All AHA members who opted to vote electronically received an e-mail message with a unique computer-generated user name and password, good only for the online balloting system. Once successfully logged in, members could read the election rules and link to the ballot, which were also linked to candidate biographies. Members who lacked a valid e-mail address, or who requested the paper ballot, were mailed a paper ballot no later than September 1. The procedures for paper ballots were essentially the same as in previous years: after filling out the ballot, members returned it to ESC, which entered the information into the system. In theory, a member could receive both an e-mail and a paper ballot. Since the system tracked whether someone voted, separate from their specific votes, the system accepted the first vote received and entered into the system from that voter (but without identifying the specific voter).

Individuals who renewed their membership or joined the AHA for the first time after the initial mailing of ballots were also allowed to vote in the election. Anyone who renewed or joined before October 17 was able to vote online or to request a paper ballot. Although no paper ballots were mailed after October 17 (because the remaining time would be insufficient for members to receive and return the ballots to ESC before the constitutional deadline of November 1), those who renewed or joined before October 17 could vote online until midnight of November 1.
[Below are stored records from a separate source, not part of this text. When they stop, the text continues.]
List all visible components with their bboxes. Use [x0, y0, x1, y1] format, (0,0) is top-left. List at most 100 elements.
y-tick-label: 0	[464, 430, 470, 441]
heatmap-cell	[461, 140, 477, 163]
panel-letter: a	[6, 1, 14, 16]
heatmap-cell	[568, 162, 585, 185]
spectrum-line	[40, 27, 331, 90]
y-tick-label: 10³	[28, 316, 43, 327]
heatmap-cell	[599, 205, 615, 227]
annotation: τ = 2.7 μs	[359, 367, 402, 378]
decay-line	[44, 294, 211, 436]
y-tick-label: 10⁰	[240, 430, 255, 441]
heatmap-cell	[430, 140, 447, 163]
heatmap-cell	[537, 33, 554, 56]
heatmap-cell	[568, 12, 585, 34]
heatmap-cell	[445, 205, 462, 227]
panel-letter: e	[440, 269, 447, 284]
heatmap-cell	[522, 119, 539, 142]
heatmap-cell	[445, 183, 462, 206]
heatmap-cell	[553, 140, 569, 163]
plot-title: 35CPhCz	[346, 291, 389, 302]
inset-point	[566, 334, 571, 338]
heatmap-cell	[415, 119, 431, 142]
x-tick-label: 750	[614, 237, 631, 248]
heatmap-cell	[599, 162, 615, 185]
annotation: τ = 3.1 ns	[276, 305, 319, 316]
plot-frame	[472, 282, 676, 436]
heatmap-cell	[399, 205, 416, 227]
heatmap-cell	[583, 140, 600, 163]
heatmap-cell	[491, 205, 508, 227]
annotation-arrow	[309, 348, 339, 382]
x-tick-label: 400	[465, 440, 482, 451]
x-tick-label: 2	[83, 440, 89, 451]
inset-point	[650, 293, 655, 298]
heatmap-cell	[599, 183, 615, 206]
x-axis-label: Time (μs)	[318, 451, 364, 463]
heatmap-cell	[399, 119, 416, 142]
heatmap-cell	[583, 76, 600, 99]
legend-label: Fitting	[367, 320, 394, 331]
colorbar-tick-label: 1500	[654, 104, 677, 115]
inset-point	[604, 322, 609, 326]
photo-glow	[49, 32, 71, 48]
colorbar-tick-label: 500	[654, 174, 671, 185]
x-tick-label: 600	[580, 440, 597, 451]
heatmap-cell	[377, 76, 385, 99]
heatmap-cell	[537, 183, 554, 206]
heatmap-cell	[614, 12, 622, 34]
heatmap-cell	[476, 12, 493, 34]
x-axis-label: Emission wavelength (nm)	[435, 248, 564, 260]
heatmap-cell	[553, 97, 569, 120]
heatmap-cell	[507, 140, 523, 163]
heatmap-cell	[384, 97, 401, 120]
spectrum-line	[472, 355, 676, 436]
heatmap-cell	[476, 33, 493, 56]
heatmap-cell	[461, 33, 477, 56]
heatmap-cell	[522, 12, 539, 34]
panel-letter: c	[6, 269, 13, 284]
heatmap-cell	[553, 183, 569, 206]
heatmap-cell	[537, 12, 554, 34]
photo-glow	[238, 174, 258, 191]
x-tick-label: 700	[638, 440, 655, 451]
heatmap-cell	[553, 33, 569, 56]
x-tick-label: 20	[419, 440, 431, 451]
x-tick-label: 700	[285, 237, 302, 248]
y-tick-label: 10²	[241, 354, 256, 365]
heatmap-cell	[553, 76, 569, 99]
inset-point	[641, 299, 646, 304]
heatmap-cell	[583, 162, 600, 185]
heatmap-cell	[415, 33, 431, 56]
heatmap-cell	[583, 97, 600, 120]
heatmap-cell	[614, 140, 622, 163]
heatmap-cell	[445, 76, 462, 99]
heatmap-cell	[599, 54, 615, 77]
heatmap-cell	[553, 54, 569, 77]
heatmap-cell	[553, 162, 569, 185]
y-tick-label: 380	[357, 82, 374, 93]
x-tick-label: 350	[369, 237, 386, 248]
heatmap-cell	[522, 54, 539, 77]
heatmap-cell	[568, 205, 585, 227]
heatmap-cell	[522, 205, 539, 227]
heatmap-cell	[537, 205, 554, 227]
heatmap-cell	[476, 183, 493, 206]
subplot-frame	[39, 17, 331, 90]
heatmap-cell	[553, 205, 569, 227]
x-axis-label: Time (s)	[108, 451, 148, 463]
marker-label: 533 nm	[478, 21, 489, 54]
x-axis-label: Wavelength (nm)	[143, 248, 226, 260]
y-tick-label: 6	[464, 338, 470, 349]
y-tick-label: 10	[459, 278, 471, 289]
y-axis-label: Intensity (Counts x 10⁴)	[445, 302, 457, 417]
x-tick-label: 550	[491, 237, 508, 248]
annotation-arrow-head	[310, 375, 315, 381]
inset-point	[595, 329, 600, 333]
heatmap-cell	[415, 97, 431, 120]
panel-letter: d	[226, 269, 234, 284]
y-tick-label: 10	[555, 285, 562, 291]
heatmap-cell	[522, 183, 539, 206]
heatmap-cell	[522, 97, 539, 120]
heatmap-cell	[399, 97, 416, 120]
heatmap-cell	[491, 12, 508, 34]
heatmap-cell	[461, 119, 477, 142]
The committee wishes to thank the staff of the Association, and especially Assistant Director Sharon K. Tune, for her consistent outstanding work and her expert guidance and advice, as well as her good cheer. Previous Nominating Committee reports have noted how she has helped each year’s committee to sort through our very complex processes, and we cannot emphasize enough that this was true this year as well. Finally, I would like to thank the other members of the committee and the members of the past two Nominating Committees. Their good humor, hard work, good judgment, and broad knowledge of the profession made it possible for us to work swiftly and effectively, and enjoy doing so. To have worked with them was a great opportunity.

Kenneth Pomeranz (University of California at Irvine) was chair of the 2005 Nominating Committee.